Peritoneal Dialysis Cyclers
Peritoneal dialysis (PD) cyclers are generally smaller and quieter than hemodialysis machines, because they don’t process blood directly. Instead, they pump dialysis fluid through a catheter in your abdomen while you sleep. A typical cycler is a boxy unit about the size of a large shoebox or a compact printer, light enough to lift onto a nightstand or bedside table.
The most common cyclers in use today are the Baxter AMIA and the Fresenius Liberty. The AMIA features a color touchscreen with animated graphics, voice guidance, and automated troubleshooting. It connects to a remote monitoring platform called Sharesource, which lets your care team review your treatments without an office visit. The Liberty cycler has a similar touchscreen that responds to fingertip pressure, along with a few physical buttons (up, down, stop, and OK) for backup navigation.
Around the machine, you’ll see bags of dialysis fluid, usually hung from a simple IV-style pole or hook, and a length of tubing that connects the bags to the cycler and then to your abdominal catheter. The tubing and bags are the most visible part of the setup, and they get replaced with each treatment. Between sessions, the cycler itself sits quietly with nothing attached.
Screens and Nighttime Features
Because many people run PD treatments overnight, the machines are built with bedroom use in mind. The Fresenius Liberty cycler lets you adjust screen brightness on a scale from 1 to 10 and has an automatic screen-blanking feature that turns the display dark after ten minutes of inactivity. You can toggle this on or off depending on whether you want to glance at your progress during the night. Some hemodialysis machines, like the 2008K@home, offer a similar screen-dimming function.
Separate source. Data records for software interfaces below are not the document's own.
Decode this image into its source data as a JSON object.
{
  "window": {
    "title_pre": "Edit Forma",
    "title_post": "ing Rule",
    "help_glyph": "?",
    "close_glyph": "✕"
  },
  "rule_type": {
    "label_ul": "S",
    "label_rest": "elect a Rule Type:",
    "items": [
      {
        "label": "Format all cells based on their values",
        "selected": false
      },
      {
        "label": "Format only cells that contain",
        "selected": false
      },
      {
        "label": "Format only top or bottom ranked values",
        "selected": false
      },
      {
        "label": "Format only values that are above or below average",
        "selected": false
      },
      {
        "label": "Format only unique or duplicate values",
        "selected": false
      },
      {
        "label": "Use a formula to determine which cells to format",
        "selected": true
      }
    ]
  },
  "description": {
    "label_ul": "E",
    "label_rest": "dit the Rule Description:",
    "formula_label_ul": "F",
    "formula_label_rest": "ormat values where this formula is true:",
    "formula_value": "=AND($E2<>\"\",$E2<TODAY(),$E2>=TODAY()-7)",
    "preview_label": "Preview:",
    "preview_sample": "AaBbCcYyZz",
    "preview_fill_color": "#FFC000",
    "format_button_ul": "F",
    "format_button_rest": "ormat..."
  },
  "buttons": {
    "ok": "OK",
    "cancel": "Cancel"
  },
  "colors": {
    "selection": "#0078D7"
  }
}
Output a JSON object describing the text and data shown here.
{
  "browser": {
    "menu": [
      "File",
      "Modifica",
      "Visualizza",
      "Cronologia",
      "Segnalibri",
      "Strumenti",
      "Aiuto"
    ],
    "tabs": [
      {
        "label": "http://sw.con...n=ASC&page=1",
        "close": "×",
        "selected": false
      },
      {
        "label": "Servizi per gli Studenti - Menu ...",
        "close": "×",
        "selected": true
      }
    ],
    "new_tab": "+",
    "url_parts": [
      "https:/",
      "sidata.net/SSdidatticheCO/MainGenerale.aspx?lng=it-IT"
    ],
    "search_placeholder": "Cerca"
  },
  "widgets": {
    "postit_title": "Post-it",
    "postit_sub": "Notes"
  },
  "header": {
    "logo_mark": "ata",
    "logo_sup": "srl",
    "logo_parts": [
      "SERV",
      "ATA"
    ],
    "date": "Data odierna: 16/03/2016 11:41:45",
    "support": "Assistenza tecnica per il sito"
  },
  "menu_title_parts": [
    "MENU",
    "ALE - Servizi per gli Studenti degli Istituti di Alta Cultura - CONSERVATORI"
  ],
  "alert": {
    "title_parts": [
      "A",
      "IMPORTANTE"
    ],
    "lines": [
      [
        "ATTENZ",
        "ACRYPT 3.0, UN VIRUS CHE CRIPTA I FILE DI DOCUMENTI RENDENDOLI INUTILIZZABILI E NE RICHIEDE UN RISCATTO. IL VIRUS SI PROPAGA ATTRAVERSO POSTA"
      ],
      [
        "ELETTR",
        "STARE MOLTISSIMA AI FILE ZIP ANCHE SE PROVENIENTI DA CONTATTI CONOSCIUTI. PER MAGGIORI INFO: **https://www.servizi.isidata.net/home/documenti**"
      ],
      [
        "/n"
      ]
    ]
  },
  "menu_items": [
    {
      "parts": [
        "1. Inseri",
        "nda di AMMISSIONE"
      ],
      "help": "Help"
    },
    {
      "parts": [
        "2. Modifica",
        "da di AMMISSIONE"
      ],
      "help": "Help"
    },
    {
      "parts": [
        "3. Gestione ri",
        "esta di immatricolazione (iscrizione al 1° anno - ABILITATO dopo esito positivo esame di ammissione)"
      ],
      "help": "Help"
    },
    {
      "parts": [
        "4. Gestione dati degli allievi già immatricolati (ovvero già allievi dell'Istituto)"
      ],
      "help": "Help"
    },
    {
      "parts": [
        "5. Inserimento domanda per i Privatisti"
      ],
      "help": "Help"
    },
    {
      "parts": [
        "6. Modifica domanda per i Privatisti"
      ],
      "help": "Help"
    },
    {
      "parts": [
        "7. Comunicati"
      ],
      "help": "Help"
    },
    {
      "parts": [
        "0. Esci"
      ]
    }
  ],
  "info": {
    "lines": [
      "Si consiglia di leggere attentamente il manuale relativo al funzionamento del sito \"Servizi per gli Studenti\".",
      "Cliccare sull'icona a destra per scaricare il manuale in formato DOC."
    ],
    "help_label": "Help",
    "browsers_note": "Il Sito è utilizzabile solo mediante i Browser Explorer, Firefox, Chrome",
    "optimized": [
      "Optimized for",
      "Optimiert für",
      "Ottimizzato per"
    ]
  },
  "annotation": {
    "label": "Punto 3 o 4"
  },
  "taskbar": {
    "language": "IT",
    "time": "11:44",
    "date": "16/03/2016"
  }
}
The machines do make noise during operation, mostly a rhythmic hum or clicking as fluid is pumped. It’s comparable to a quiet dishwasher or a white noise machine. Most people adjust to it within the first few nights.
Supplies You’ll See Around the Machine
The machine itself is only part of the picture. A home dialysis setup also includes:
- Fluid bags or containers: PD patients typically use several 5-liter bags per treatment, delivered in bulk to your home monthly. They take up closet or storage space roughly equivalent to a few cases of bottled water.
- Tubing sets and cassettes: Single-use plastic tubing that clips into the front of the machine. These are individually packaged and disposed of after each session.
- Disinfecting supplies: Small bottles and wipes for cleaning connection points before and after treatment.
- A drain line: PD cyclers need a way to empty used fluid, so a drain line runs from the machine to a toilet, bathtub, or floor drain. It’s a thin, flexible tube that can be routed discreetly along the baseboard.
For hemodialysis at home, you may also have a small supply of blood tubing sets, dialyzers (the filter cartridge, roughly the size of a water bottle), saline bags, and syringes. These are typically stored in a dedicated closet or shelving unit.
How It Compares to In-Center Equipment
A standard clinic hemodialysis machine stands about five feet tall, weighs several hundred pounds, and connects to a centralized water treatment system built into the facility’s plumbing. Home machines weigh a fraction of that, and some are compact enough to meet airline carry-on luggage dimensions (roughly 22 by 18 by 10 inches), making them genuinely portable for travel. The tradeoff is that home machines often run treatments more frequently or for longer sessions to compensate for their smaller size, but the physical footprint in your home is modest. Most people find that a cleared-off corner of a bedroom or a spare room is all the space they need.